It's a thousand paper cuts scenario; nothing big and specific, just running into little problems constantly. Honestly, that's worse than running into big problems. It makes us go from trying to accomplish what should be a simple change, to spending three hours hammering an API with random combinations of inputs to find the magical incantation that makes it work correctly.
Some examples:
Cloud Storage doesn't support multi part uploads. The best it seems to have is the ability to compose objects. Honestly that's a better system than dodgy multi-part or resumable uploads, but there are hard restrictions on composing objects. You can't compose more than 32 objects, and you can't compose more than 2 layers deep. So with two iterations you can compose at most 1024 objects. That's not great for uploading large objects through our servers in small chunks. If our chunks are, say, 10MB than the largest final file size we can achieve is only 10 gigs.

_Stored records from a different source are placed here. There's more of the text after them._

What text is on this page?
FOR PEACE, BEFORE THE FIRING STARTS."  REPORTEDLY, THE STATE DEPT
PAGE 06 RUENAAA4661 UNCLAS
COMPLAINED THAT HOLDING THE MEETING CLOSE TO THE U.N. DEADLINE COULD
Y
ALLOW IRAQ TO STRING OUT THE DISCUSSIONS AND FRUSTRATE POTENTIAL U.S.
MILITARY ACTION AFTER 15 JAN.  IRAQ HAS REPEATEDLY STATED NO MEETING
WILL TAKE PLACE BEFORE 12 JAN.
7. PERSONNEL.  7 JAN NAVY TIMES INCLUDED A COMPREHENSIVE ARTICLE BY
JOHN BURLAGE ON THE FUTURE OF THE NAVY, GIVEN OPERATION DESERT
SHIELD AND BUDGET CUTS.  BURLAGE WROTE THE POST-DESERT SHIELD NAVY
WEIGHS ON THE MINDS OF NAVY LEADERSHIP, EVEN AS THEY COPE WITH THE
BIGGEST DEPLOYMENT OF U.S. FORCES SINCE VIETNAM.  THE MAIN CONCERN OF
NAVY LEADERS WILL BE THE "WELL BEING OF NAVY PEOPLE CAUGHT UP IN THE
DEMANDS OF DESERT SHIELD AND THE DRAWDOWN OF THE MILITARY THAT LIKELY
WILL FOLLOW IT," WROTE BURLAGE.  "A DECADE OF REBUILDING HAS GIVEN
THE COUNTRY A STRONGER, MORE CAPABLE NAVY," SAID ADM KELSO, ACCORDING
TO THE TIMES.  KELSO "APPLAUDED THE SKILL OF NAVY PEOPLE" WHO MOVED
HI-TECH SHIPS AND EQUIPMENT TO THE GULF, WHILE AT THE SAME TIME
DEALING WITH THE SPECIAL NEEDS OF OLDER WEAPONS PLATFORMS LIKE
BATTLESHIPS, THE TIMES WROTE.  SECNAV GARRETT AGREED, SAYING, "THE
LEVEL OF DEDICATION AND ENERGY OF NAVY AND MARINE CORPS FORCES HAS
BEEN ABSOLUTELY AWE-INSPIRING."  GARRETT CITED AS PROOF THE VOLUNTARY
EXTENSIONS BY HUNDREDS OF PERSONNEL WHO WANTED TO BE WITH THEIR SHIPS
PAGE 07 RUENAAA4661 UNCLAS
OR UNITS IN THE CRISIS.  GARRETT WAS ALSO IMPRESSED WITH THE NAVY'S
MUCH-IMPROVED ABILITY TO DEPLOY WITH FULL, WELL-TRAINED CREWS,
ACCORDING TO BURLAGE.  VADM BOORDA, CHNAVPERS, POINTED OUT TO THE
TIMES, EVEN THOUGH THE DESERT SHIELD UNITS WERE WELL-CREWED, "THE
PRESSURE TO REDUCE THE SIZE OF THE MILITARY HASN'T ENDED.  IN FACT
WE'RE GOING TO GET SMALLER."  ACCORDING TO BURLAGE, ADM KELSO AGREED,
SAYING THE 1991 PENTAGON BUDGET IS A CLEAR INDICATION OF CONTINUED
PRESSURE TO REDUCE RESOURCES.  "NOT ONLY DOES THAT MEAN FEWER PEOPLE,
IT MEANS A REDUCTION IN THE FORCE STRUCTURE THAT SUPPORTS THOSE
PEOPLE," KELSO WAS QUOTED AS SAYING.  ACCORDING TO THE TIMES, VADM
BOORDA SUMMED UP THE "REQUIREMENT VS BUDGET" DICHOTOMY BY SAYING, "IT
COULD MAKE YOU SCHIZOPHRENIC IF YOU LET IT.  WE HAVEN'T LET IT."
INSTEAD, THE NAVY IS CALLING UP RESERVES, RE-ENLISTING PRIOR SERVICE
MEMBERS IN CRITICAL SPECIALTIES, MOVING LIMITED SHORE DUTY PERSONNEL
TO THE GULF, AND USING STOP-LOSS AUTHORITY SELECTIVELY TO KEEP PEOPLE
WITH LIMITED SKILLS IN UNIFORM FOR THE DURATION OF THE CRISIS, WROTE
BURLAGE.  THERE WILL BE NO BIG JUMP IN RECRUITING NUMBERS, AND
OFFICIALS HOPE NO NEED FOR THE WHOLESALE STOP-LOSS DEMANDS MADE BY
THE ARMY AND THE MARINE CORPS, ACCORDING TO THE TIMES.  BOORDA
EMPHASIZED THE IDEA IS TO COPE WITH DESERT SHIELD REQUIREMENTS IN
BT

On AWS when connecting EC2 to RDS we just threw together the VPC and then configured the EC2 servers with the RDS's hostname. Easy. On GCP we basically _had_ to use Cloud SQL Proxy. Now, again, it seems that Cloud SQL Proxy is a better system overall, but it required fiddling with our server setup, upgrading our MySQL library (which caused other issues), and other random dickery. Another annoyance.

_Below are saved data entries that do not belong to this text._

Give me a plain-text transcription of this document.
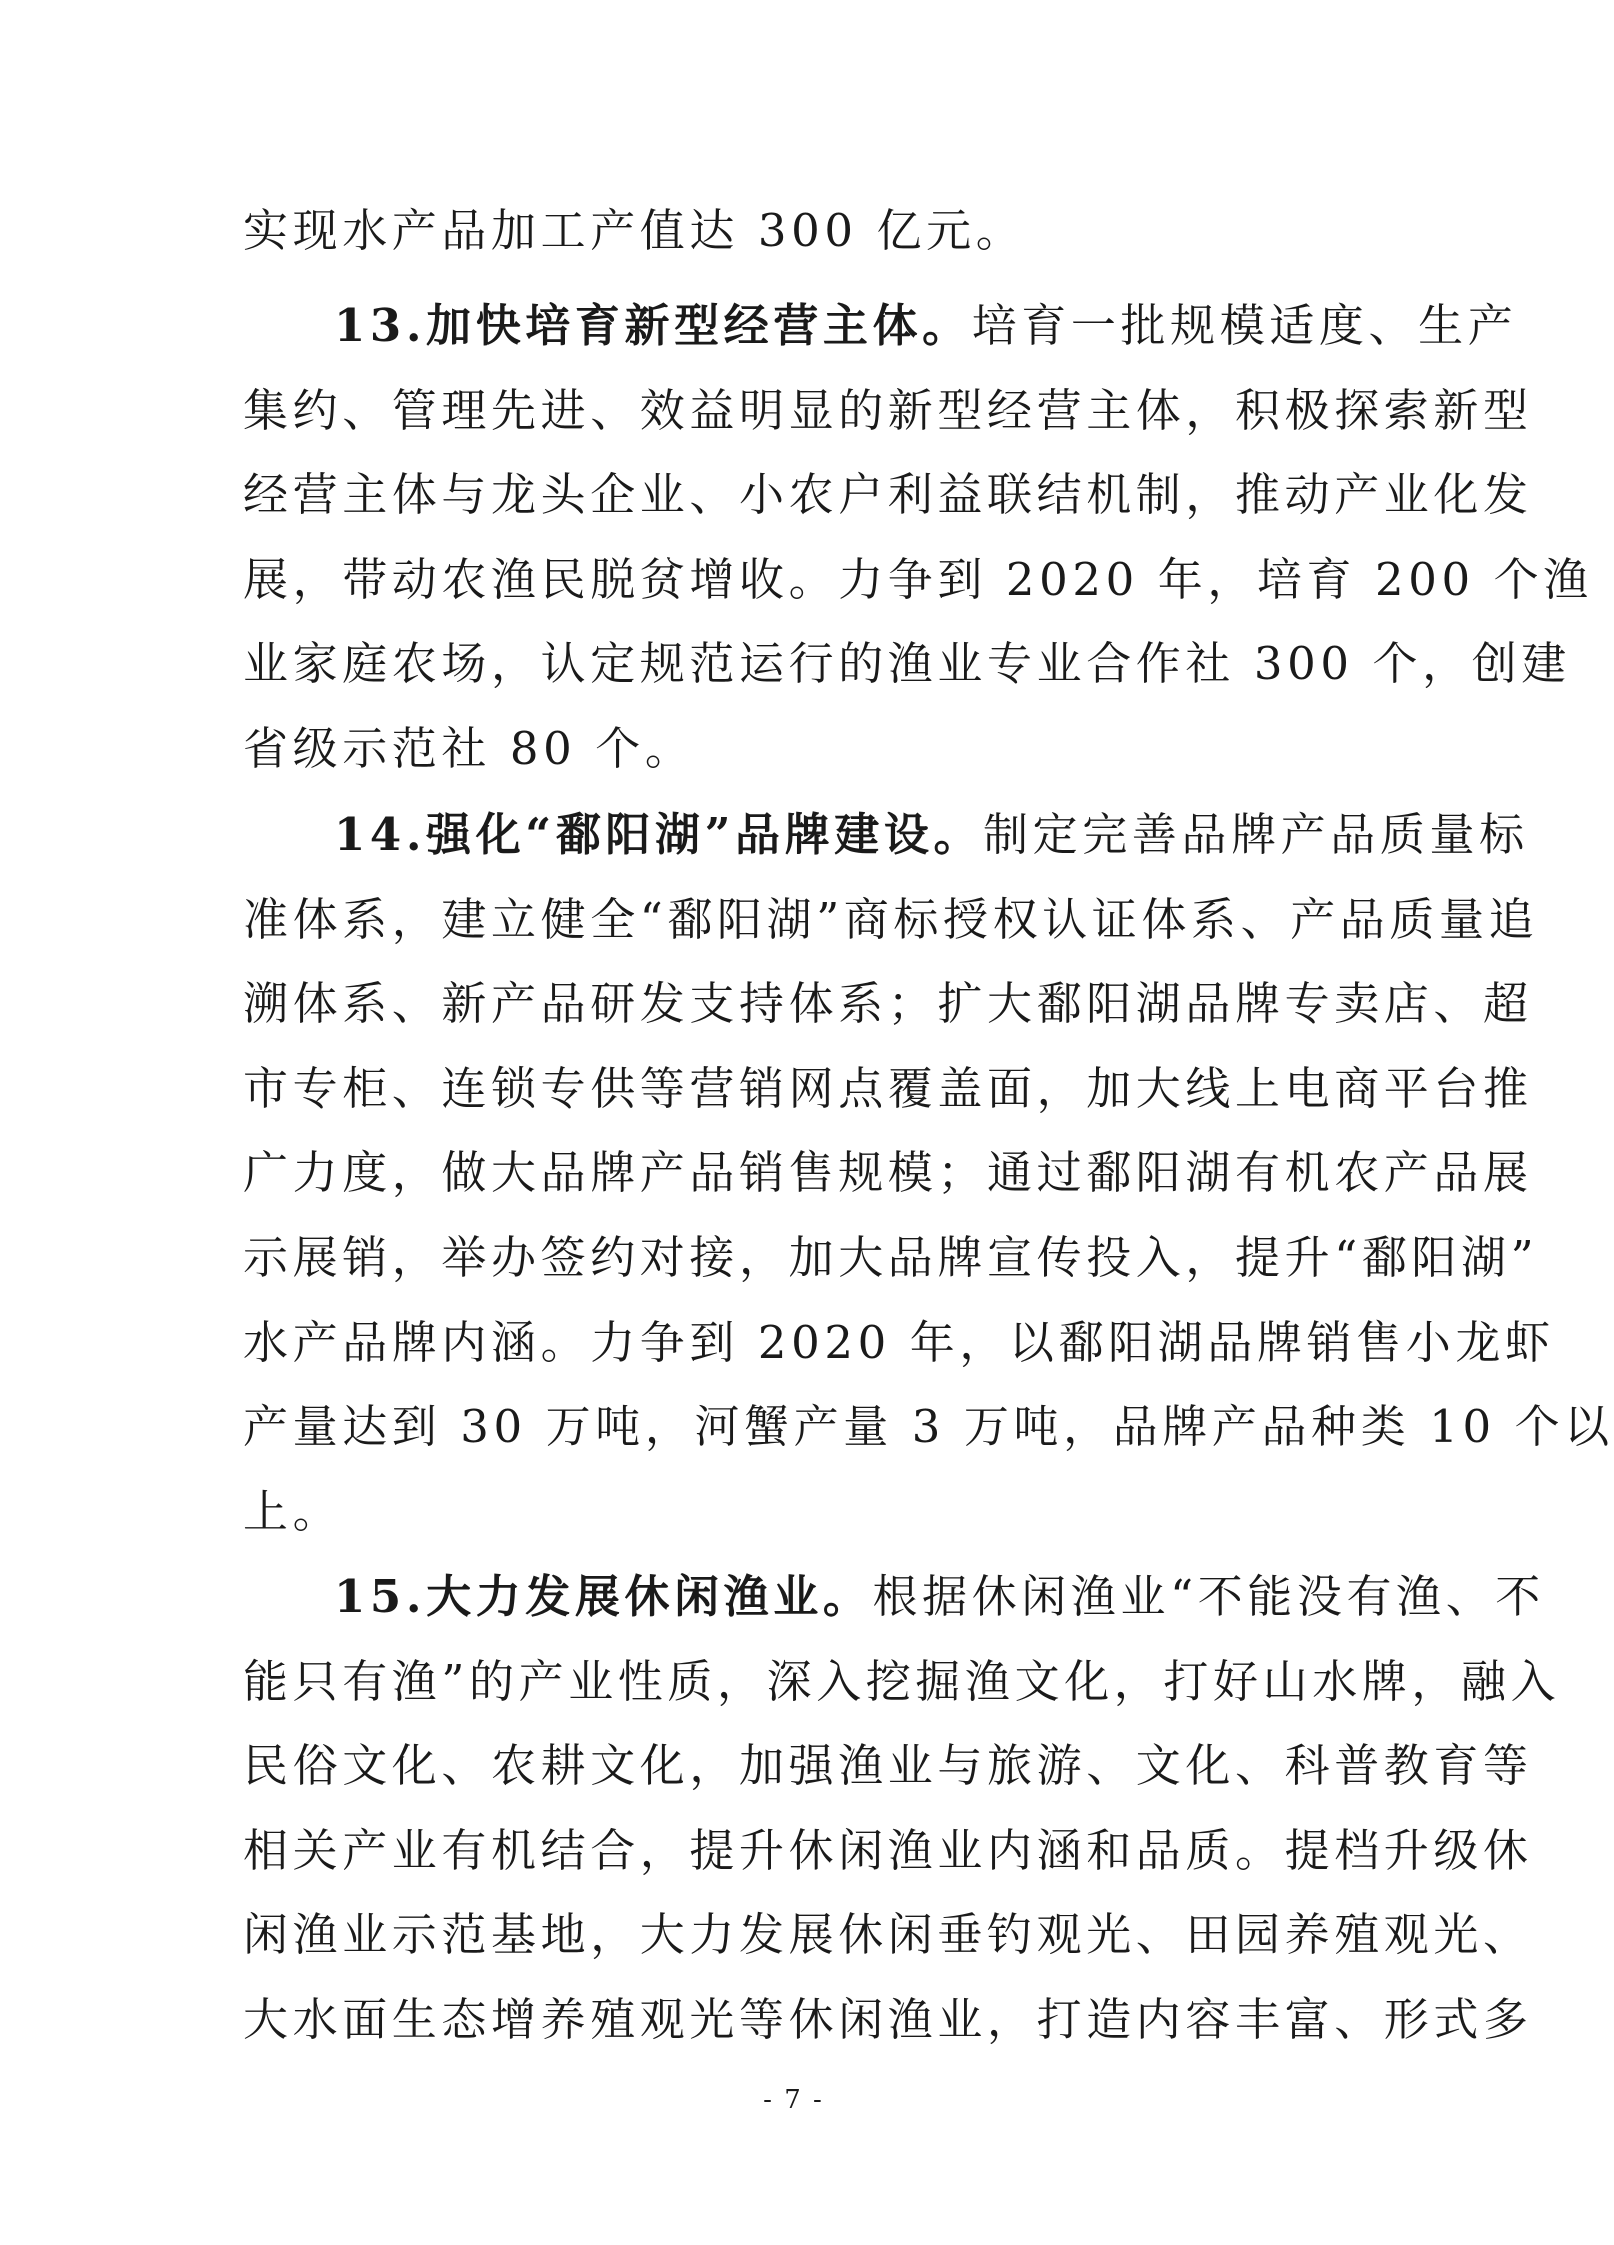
实现水产品加工产值达 300 亿元。
13.加快培育新型经营主体。培育一批规模适度、生产
集约、管理先进、效益明显的新型经营主体，积极探索新型
经营主体与龙头企业、小农户利益联结机制，推动产业化发
展，带动农渔民脱贫增收。力争到 2020 年，培育 200 个渔
业家庭农场，认定规范运行的渔业专业合作社 300 个，创建
省级示范社 80 个。
14.强化“鄱阳湖”品牌建设。制定完善品牌产品质量标
准体系，建立健全“鄱阳湖”商标授权认证体系、产品质量追
溯体系、新产品研发支持体系；扩大鄱阳湖品牌专卖店、超
市专柜、连锁专供等营销网点覆盖面，加大线上电商平台推
广力度，做大品牌产品销售规模；通过鄱阳湖有机农产品展
示展销，举办签约对接，加大品牌宣传投入，提升“鄱阳湖”
水产品牌内涵。力争到 2020 年，以鄱阳湖品牌销售小龙虾
产量达到 30 万吨，河蟹产量 3 万吨，品牌产品种类 10 个以
上。
15.大力发展休闲渔业。根据休闲渔业“不能没有渔、不
能只有渔”的产业性质，深入挖掘渔文化，打好山水牌，融入
民俗文化、农耕文化，加强渔业与旅游、文化、科普教育等
相关产业有机结合，提升休闲渔业内涵和品质。提档升级休
闲渔业示范基地，大力发展休闲垂钓观光、田园养殖观光、
大水面生态增养殖观光等休闲渔业，打造内容丰富、形式多
- 7 -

We use Go for our backend servers, and GCP's Go API libraries are all autogenerated, and might as well not be documented. We frequently receive the opaque error "required: required" when trying to blindly figure out the API. It's become an office joke. "Why won't Ubuntu recognize this Wifi card?" "Because required: required man, obviously."
Google App Engine's dev_appserver.py completely broke after an update, caused in part by another Google library being installed (protobuf...). Still not sure if the fix was rolled into a release yet...

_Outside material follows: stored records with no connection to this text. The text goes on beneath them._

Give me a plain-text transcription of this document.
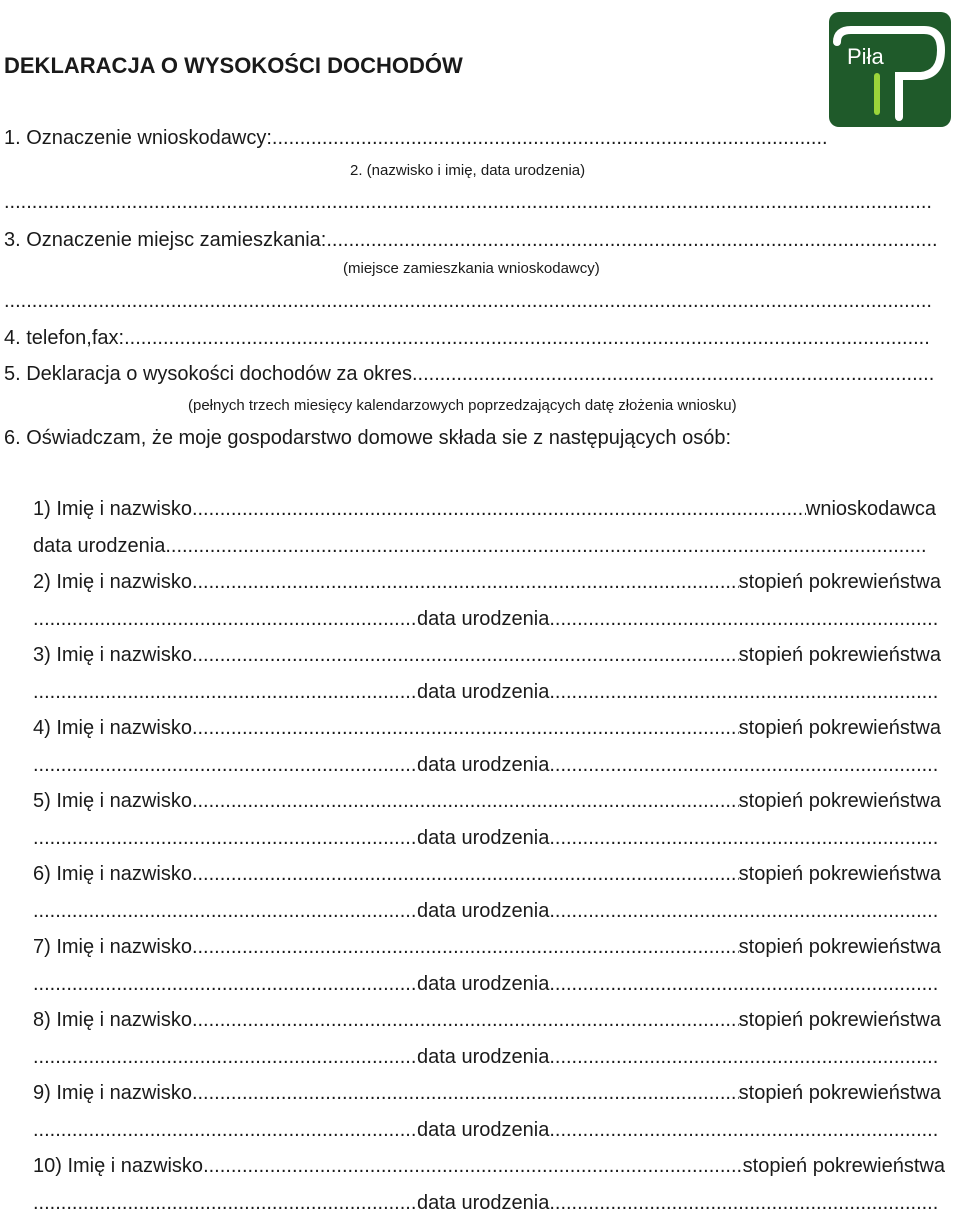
Piła
DEKLARACJA O WYSOKOŚCI DOCHODÓW
1. Oznaczenie wnioskodawcy:
.....
2. (nazwisko i imię, data urodzenia)
.....
3. Oznaczenie miejsc zamieszkania:
.....
(miejsce zamieszkania wnioskodawcy)
.....
4. telefon,fax:
.....
5. Deklaracja o wysokości dochodów za okres
.....
(pełnych trzech miesięcy kalendarzowych poprzedzających datę złożenia wniosku)
6. Oświadczam, że moje gospodarstwo domowe składa sie z następujących osób:
1) Imię i nazwisko .....	wnioskodawca
data urodzenia
.....
2) Imię i nazwisko .....	stopień pokrewieństwa
.....
data urodzenia
.....
3) Imię i nazwisko .....	stopień pokrewieństwa
.....
data urodzenia
.....
4) Imię i nazwisko .....	stopień pokrewieństwa
.....
data urodzenia
.....
5) Imię i nazwisko .....	stopień pokrewieństwa
.....
data urodzenia
.....
6) Imię i nazwisko .....	stopień pokrewieństwa
.....
data urodzenia
.....
7) Imię i nazwisko .....	stopień pokrewieństwa
.....
data urodzenia
.....
8) Imię i nazwisko .....	stopień pokrewieństwa
.....
data urodzenia
.....
9) Imię i nazwisko .....	stopień pokrewieństwa
.....
data urodzenia
.....
10) Imię i nazwisko .....	stopień pokrewieństwa
.....
data urodzenia
.....
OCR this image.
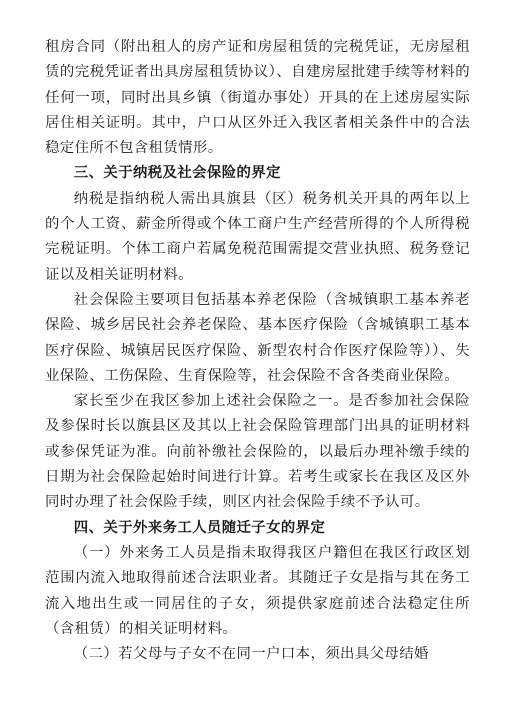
租房合同（附出租人的房产证和房屋租赁的完税凭证，无房屋租赁的完税凭证者出具房屋租赁协议）、自建房屋批建手续等材料的任何一项，同时出具乡镇（街道办事处）开具的在上述房屋实际居住相关证明。其中，户口从区外迁入我区者相关条件中的合法稳定住所不包含租赁情形。

三、关于纳税及社会保险的界定

纳税是指纳税人需出具旗县（区）税务机关开具的两年以上的个人工资、薪金所得或个体工商户生产经营所得的个人所得税完税证明。个体工商户若属免税范围需提交营业执照、税务登记证以及相关证明材料。

社会保险主要项目包括基本养老保险（含城镇职工基本养老保险、城乡居民社会养老保险、基本医疗保险（含城镇职工基本医疗保险、城镇居民医疗保险、新型农村合作医疗保险等））、失业保险、工伤保险、生育保险等，社会保险不含各类商业保险。

家长至少在我区参加上述社会保险之一。是否参加社会保险及参保时长以旗县区及其以上社会保险管理部门出具的证明材料或参保凭证为准。向前补缴社会保险的，以最后办理补缴手续的日期为社会保险起始时间进行计算。若考生或家长在我区及区外同时办理了社会保险手续，则区内社会保险手续不予认可。

四、关于外来务工人员随迁子女的界定

（一）外来务工人员是指未取得我区户籍但在我区行政区划范围内流入地取得前述合法职业者。其随迁子女是指与其在务工流入地出生或一同居住的子女，须提供家庭前述合法稳定住所（含租赁）的相关证明材料。

（二）若父母与子女不在同一户口本，须出具父母结婚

The web interface frequently breaks and requires manually refreshing, and it's generally slow and unresponsive on the best of days. It also loves to switch me to my personal account and throw errors because I don't have access to the project I was trying to access...
The "scopes" for launching a compute instance aren't documented to the extent that we know which ones provide what privileges. Really the whole privilege system on GCP is a mess and pales in comparison to AWS. I recall some obvious permissions were just outright missing a few weeks ago.
We have some Go code that uses the API to launch a compute instance. When specifying the scopes on the command line for launching an instance they seemed to require being accompanied by the service account "email" address. So in the Go code we specify the service account email and the scopes. One day during development I forgot to set the service account, didn't notice, and everything worked as normal...
I was not able to find an obvious place where preemptible instances report being killed. Not in the activity logs or the serial console log (which is not saved/available when the instance shuts down). shrugs I didn't feel like looking deeper into it.
Startup scripts specified when launching a compute instance run every time the instance starts. Makes sense in retrospect given the name, but it's in contrast to AWS where the script runs once, and in contrast to the example startup script given in the documentation (which installs things ... not something a script that runs every time the machine boots up should do). And it's not very helpful. A script that runs once ever is more practical than a script that runs every boot.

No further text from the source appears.